Negotiating a salary is a crucial part of accepting a new position, but botching this step can cost a candidate the job. And even if the fallout isn't quite as severe, the outcome of salary negotiations can damage the employee’s ability to succeed at work.
The problem is, few of us have negotiating skills. According to Dennis Theodorou, a managing director at JMJ Phillip Executive Search, “people look for a job every three years on average and negotiate a salary once or twice every three years, which means they're not experts in salary negotiations.”
Below are some of the negotiation strategies that have the potential to backfire.
- Don't negotiate your salary until you have a firm offer.
- Don't try to get one company to match another company's offer.
- Don't rely on the estimates you see on a salary website.
- Don't fixate only on money. Other perks have value.
- Don't try to reopen negotiations after you've accepted a verbal offer.
Negotiating Too Early
The first mistake candidates make is trying to negotiate a salary before the company has even extended an offer of employment.
Steven Rothberg, president and founder of College Recruiter in Minneapolis, MN, tells Investopedia, “The best time to negotiate your starting salary and other components of your total compensation is after receiving but before accepting the offer of employment.”
Approaching this topic too soon could be a deal-breaker.
Trying to Leverage a Counter Offer
You may have interviewed with more than one company. However, don’t assume that a company is willing to match another employer’s offer, and don’t make the salary the determining factor.
Kristin Scarth, Vice President of Recruiting and Development at Spark Talent Acquisition in Michigan, warns that trying to leverage one job offer against another offer might be a short-sighted approach. “No two jobs are apple-to-apple, and if you're trying to get one company to come up another $5,000 just because you have a better offer, it doesn't mean that they’re going to comply—and it doesn’t mean that you should choose the highest-paying job."

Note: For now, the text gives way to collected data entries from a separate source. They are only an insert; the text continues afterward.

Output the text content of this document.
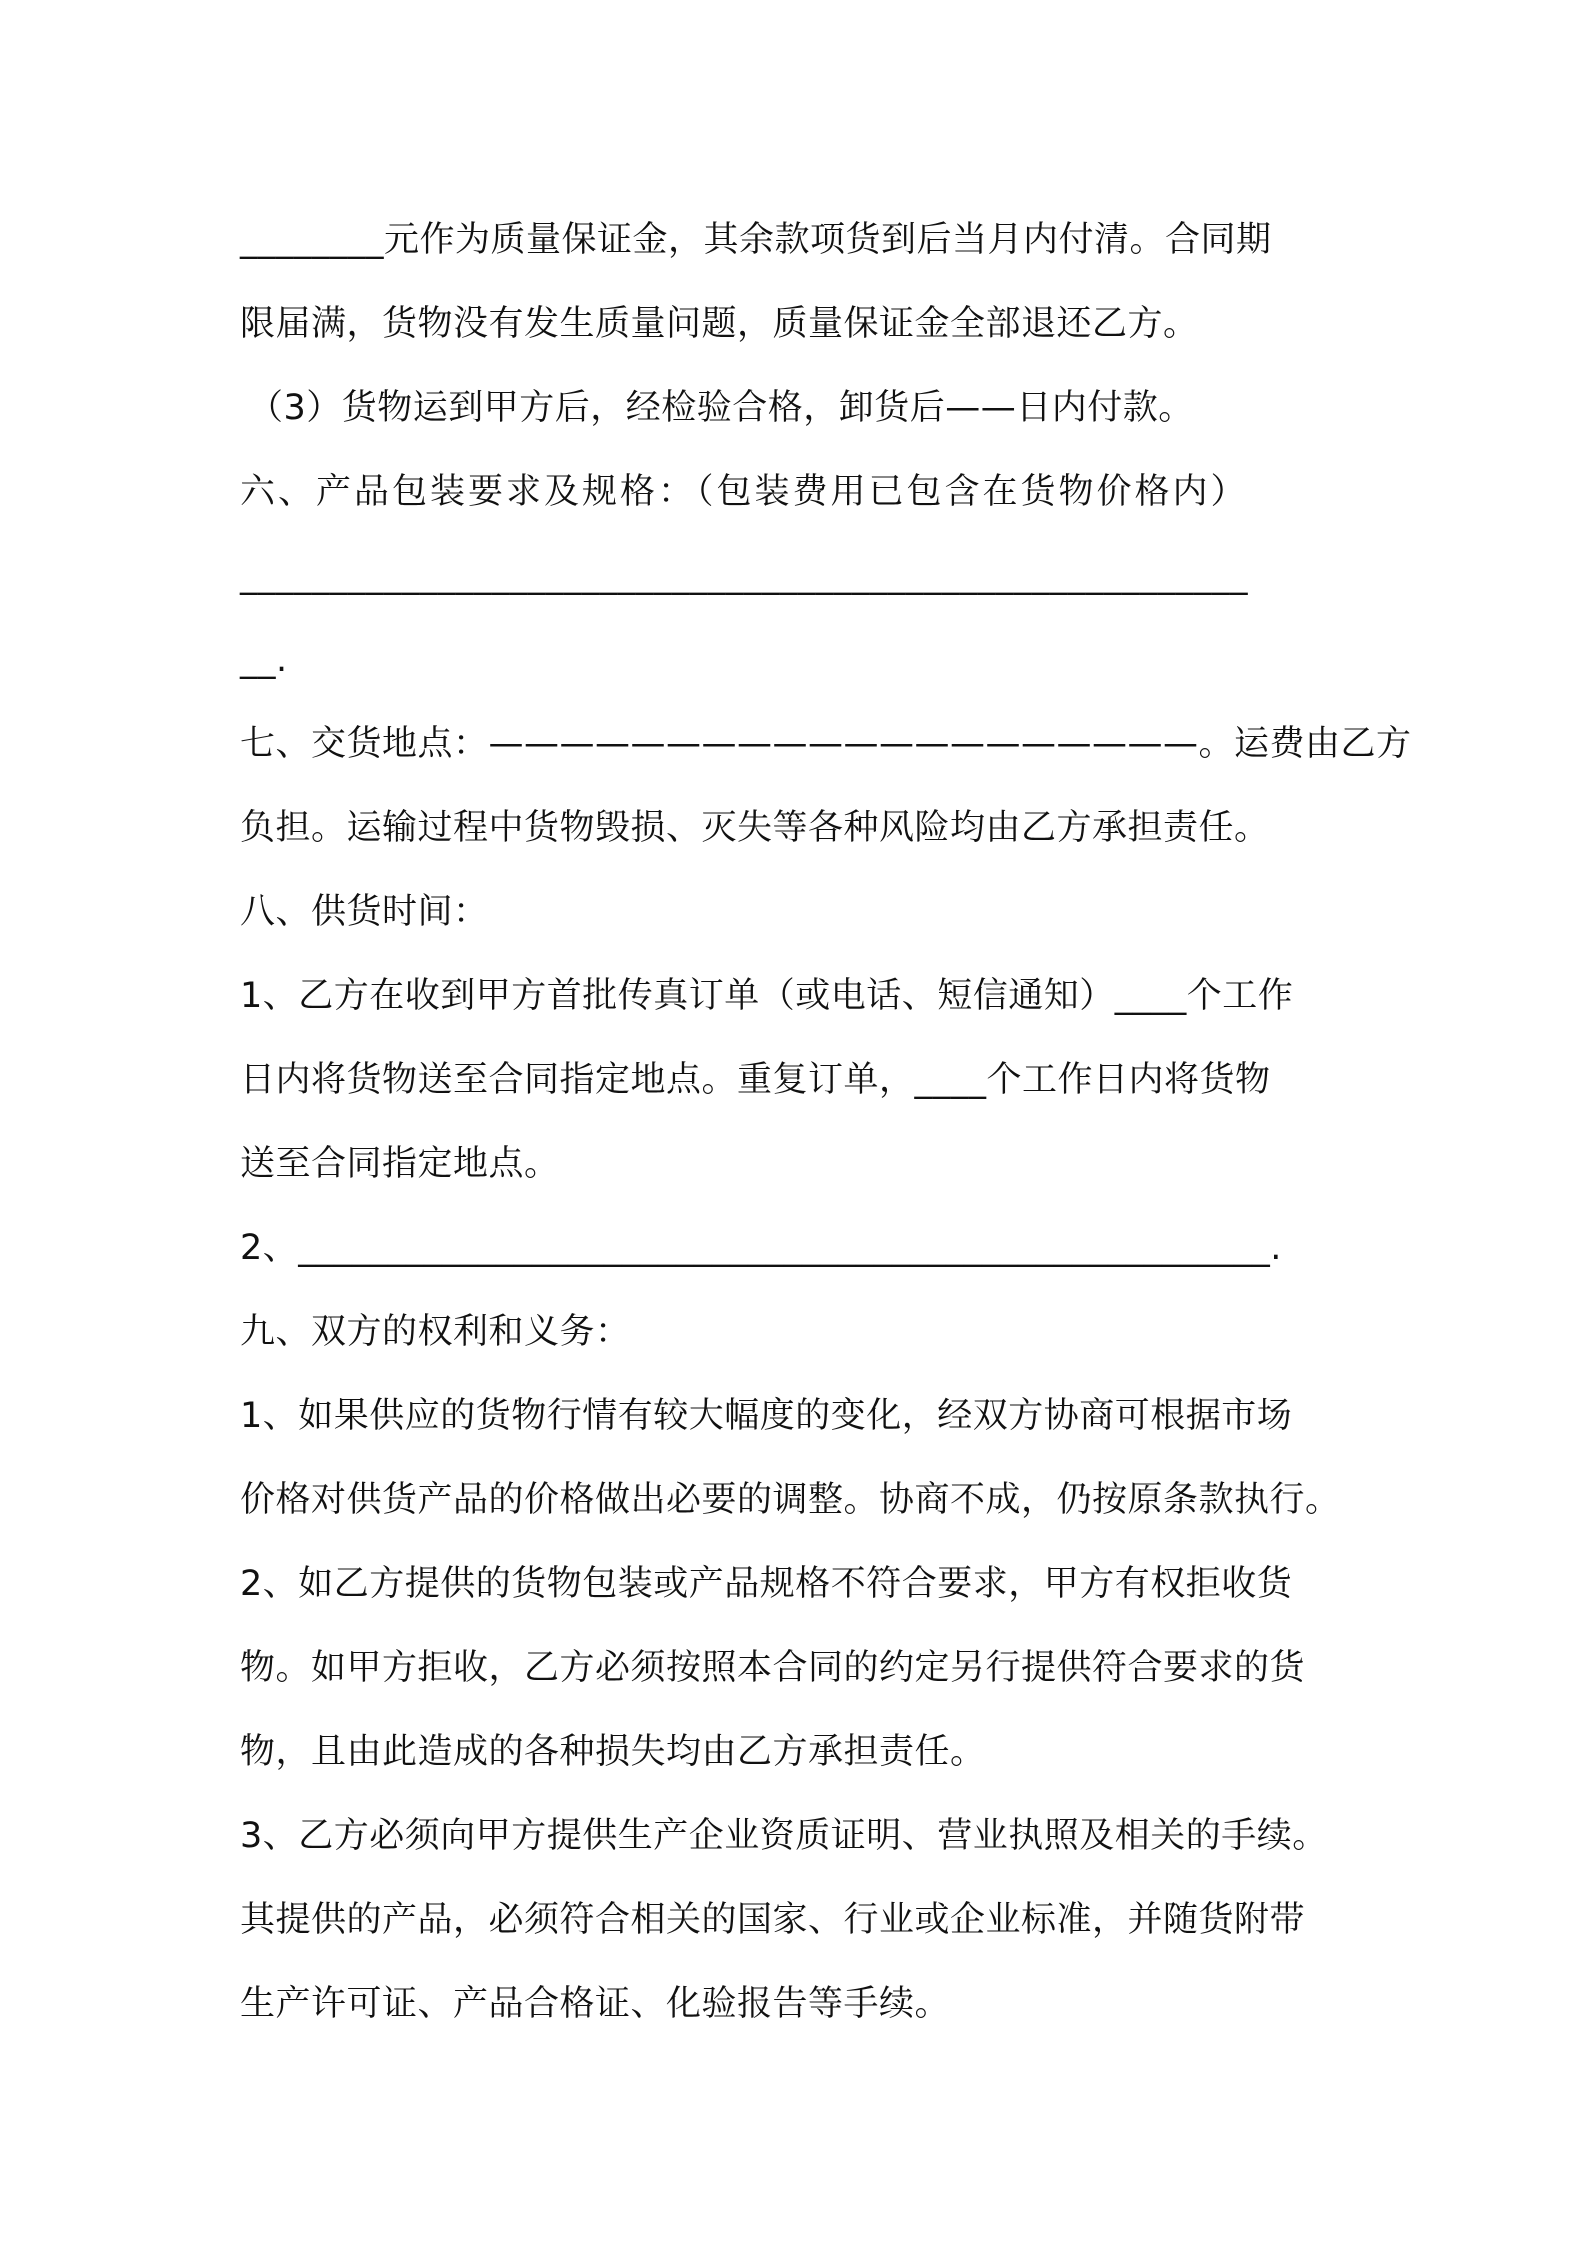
________元作为质量保证金，其余款项货到后当月内付清。合同期
限届满，货物没有发生质量问题，质量保证金全部退还乙方。
（3）货物运到甲方后，经检验合格，卸货后——日内付款。
六、产品包装要求及规格：（包装费用已包含在货物价格内）
________________________________________________________
__.
七、交货地点：————————————————————。运费由乙方
负担。运输过程中货物毁损、灭失等各种风险均由乙方承担责任。
八、供货时间：
1、乙方在收到甲方首批传真订单（或电话、短信通知）____个工作
日内将货物送至合同指定地点。重复订单，____个工作日内将货物
送至合同指定地点。
2、______________________________________________________.
九、双方的权利和义务：
1、如果供应的货物行情有较大幅度的变化，经双方协商可根据市场
价格对供货产品的价格做出必要的调整。协商不成，仍按原条款执行。
2、如乙方提供的货物包装或产品规格不符合要求，甲方有权拒收货
物。如甲方拒收，乙方必须按照本合同的约定另行提供符合要求的货
物，且由此造成的各种损失均由乙方承担责任。
3、乙方必须向甲方提供生产企业资质证明、营业执照及相关的手续。
其提供的产品，必须符合相关的国家、行业或企业标准，并随货附带
生产许可证、产品合格证、化验报告等手续。
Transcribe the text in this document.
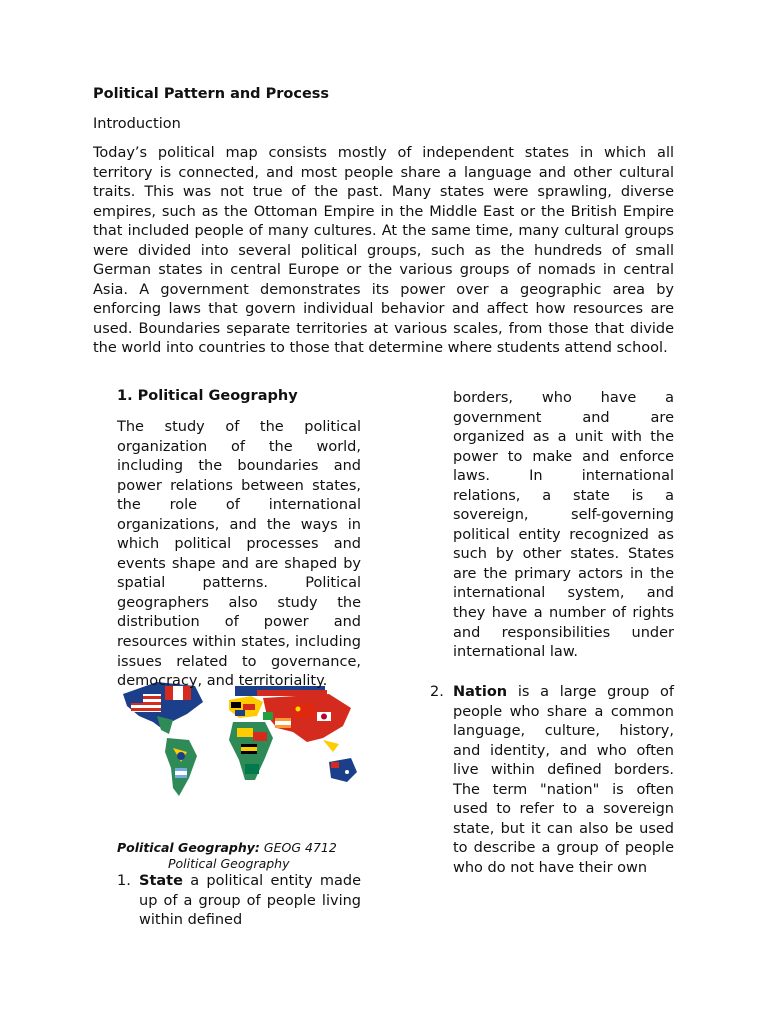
Political Pattern and Process

Introduction

Today’s political map consists mostly of independent states in which all territory is connected, and most people share a language and other cultural traits. This was not true of the past. Many states were sprawling, diverse empires, such as the Ottoman Empire in the Middle East or the British Empire that included people of many cultures. At the same time, many cultural groups were divided into several political groups, such as the hundreds of small German states in central Europe or the various groups of nomads in central Asia. A government demonstrates its power over a geographic area by enforcing laws that govern individual behavior and affect how resources are used. Boundaries separate territories at various scales, from those that divide the world into countries to those that determine where students attend school.

1. Political Geography

The study of the political organization of the world, including the boundaries and power relations between states, the role of international organizations, and the ways in which political processes and events shape and are shaped by spatial patterns. Political geographers also study the distribution of power and resources within states, including issues related to governance, democracy, and territoriality.

Political Geography: GEOG 4712
Political Geography
1. State a political entity made up of a group of people living within defined

borders, who have a government and are organized as a unit with the power to make and enforce laws. In international relations, a state is a sovereign, self-governing political entity recognized as such by other states. States are the primary actors in the international system, and they have a number of rights and responsibilities under international law.

2. Nation is a large group of people who share a common language, culture, history, and identity, and who often live within defined borders. The term "nation" is often used to refer to a sovereign state, but it can also be used to describe a group of people who do not have their own
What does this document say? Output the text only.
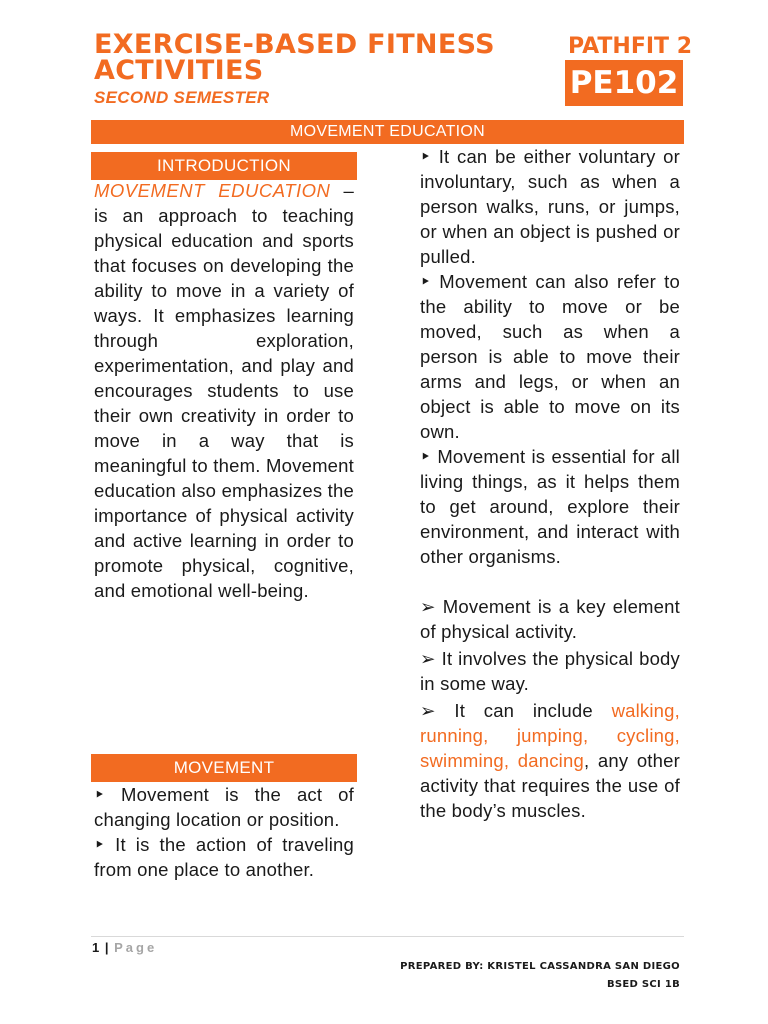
EXERCISE-BASED FITNESS ACTIVITIES
SECOND SEMESTER
PATHFIT 2
PE102
MOVEMENT EDUCATION
INTRODUCTION

MOVEMENT EDUCATION – is an approach to teaching physical education and sports that focuses on developing the ability to move in a variety of ways. It emphasizes learning through exploration, experimentation, and play and encourages students to use their own creativity in order to move in a way that is meaningful to them. Movement education also emphasizes the importance of physical activity and active learning in order to promote physical, cognitive, and emotional well-being.

MOVEMENT

‣ Movement is the act of changing location or position.

‣ It is the action of traveling from one place to another.

‣ It can be either voluntary or involuntary, such as when a person walks, runs, or jumps, or when an object is pushed or pulled.

‣ Movement can also refer to the ability to move or be moved, such as when a person is able to move their arms and legs, or when an object is able to move on its own.

‣ Movement is essential for all living things, as it helps them to get around, explore their environment, and interact with other organisms.

➢ Movement is a key element of physical activity.

➢ It involves the physical body in some way.

➢ It can include walking, running, jumping, cycling, swimming, dancing, any other activity that requires the use of the body’s muscles.

1 | Page
PREPARED BY: KRISTEL CASSANDRA SAN DIEGO
BSED SCI 1B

Scarth advises candidates to weigh the pros and cons of each company and choose the organization that offers the best overall employment situation.
Relying on Published Estimates
It's important to do your homework on a company you're about to interview with, but don't rely on the estimates published on salary websites, or try to use them as a bargaining tool.
Theodorou says that many people request a certain amount because a salary website stated it as the going rate. “This never works out. If you're making $65,000, and the new job is offering $70,000, and your rebuttal is that Google says that you should be making $82,000, this situation will likely not end well,” warns Theodorou.
Salary websites can be useful research tools, but they don't claim to be providing precise figures for every opening.
Various factors determine starting salary offers, including experience, company size, industry, and location. According to Katie Weigel, a division director with Robert Half Finance & Accounting, “You should know if what you are asking for is at or above competitive compensation for your location.”
If your requirements seem unreasonable to the potential employer, Weigel says, it could cost you that job, especially if the hiring manager has interviewed other candidates that made favorable impressions.
Regarding a salary range, Theodorou warns that asking for more than a 5% to 10% raise when switching jobs usually doesn't produce the desired result. “We see roughly 3% to 5% when getting a new job that's local, and 5% to 10% when having to relocate," she said.
However, she notes that there are exceptions. For example, if you currently manage three people, and the new job involves managing 50 people, there is a reasonable expectation of a higher salary.
Negotiating Solely for Money
If more money is out of the question, Rothberg recommends negotiating other aspects of the job, particularly those that can help you achieve a healthy work-life balance.
“Rather than asking for Friday afternoons off, ask if you can work an extra hour the other four days of the week so that you're still working 40 hours a week," he suggests.
Pulling a Bait and Switch
One terrible salary strategy is to agree to a verbal offer and then ask for more after receiving the written offer.
According to Steven Lindner, executive partner of The WorkPlace Group in New York City, “Agreeing to a lower compensation just to get a foot in the door, hoping that once they meet you and see how terrific you really are that they will pay you what you really want is a waste of everyone's time.”
Lindner also says this is a surefire way to have the job offer rescinded.
Once you have the job, don't threaten to quit to get a pay raise. Your employer may take you up on the offer. Even if you get the raise, you'll be seen as someone with one foot out the door.
Missteps on the Job
Sometimes employees try to renegotiate their salaries by threatening to leave if they don’t get a raise. Lindner says this is a sure way to end up in the unemployment line. “Managers prefer to advocate for individuals who are engaged, passionate, and committed to them and the business,” he says.
If you show that money is your primary concern, your managers will know you will leave as soon as a better offer appears.
By failing to follow the company’s guidelines for promotions and raises, these workers may end up jeopardizing their careers. "Sure, you may get the raise from your current employer but according to most companies polled, they will make note of this occurrence, never forgetting it, and will likely be looking to replace you,” says Lindner.
The Bottom Line
While salary is an important part of accepting a new job, don’t let it become an obstacle that prevents you from seeing the big picture. While it’s normal to want a job that pays well, failing to understand when, how, and why to negotiate your salary may cause the company to look for other candidates.